On the Purchase Process

  • Normalise buyer’s remorse as common in emotional transactions.
  • Be patient and give them time and space to process feelings.
  • Remind them they beat the competition and secured the home.
  • Validate it was their decision and they followed their heart.

When to Walk Away as a Seller

In very rare cases, it may become evident the buyer is inconsolable and misguided about the purchase. They may make unreasonable demands, harass you frequently, or threaten legal action.
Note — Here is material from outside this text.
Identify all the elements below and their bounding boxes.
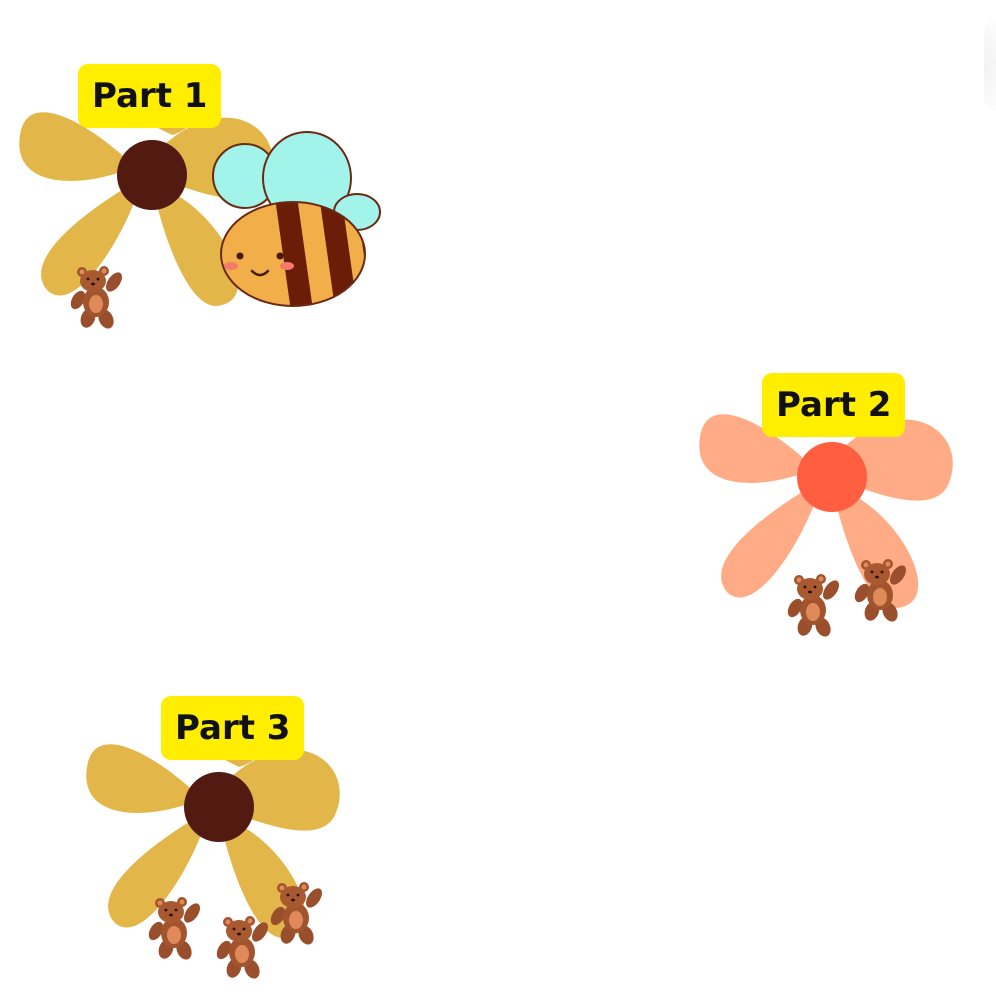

At a certain point, both parties may agree it’s best to terminate the contract. If buyer’s remorse seems irreconcilable, consult your agent and attorney about the next steps and exit the deal. Ensure you follow all protocols in the purchase contract for termination. Return the buyer’s deposit promptly and part ways as amicably as possible.

Lessons Learned for Future Home Sales

Dealing with buyer’s remorse is often inevitable, but there are lessons sellers can learn to optimise future transactions:

  • Use a comparative market analysis to set a listing price grounded in reality.
  • Be extremely transparent and forthcoming with disclosures to avoid misleading buyers.
  • Prequalify buyers thoroughly to confirm genuine financial capacity.
  • Stage the home to emphasise value factors beyond emotional appeals.
  • During showings, focus on practical features, not pressuring fear of missing out.
  • Be prepared to address price concerns head-on after an emotional bidding process.
  • Keep responses professional if a buyer later tries renegotiating.
  • Make value-enhancing updates to the home before listing when possible.

The more you can shape the narrative around your home’s value from the start, the less room there may be for unreasonable remorse to take hold post-sale.


Buyer’s remorse and price regret are understandable emotions in property sector. As a seller, you can employ various strategies to minimise regret, offer reassurance, learn for the future, and in rare cases, potentially walk away. By better understanding the psychology behind buyers’ emotions, you can navigate negotiations and the post-offer period with greater empathy, savvy and success. While buyer’s remorse cannot be eliminated, sellers can take proactive steps to reduce risk and fallout. With the right approach, deals don’t have to derail due to personal misgivings, and both parties can feel good about the transaction.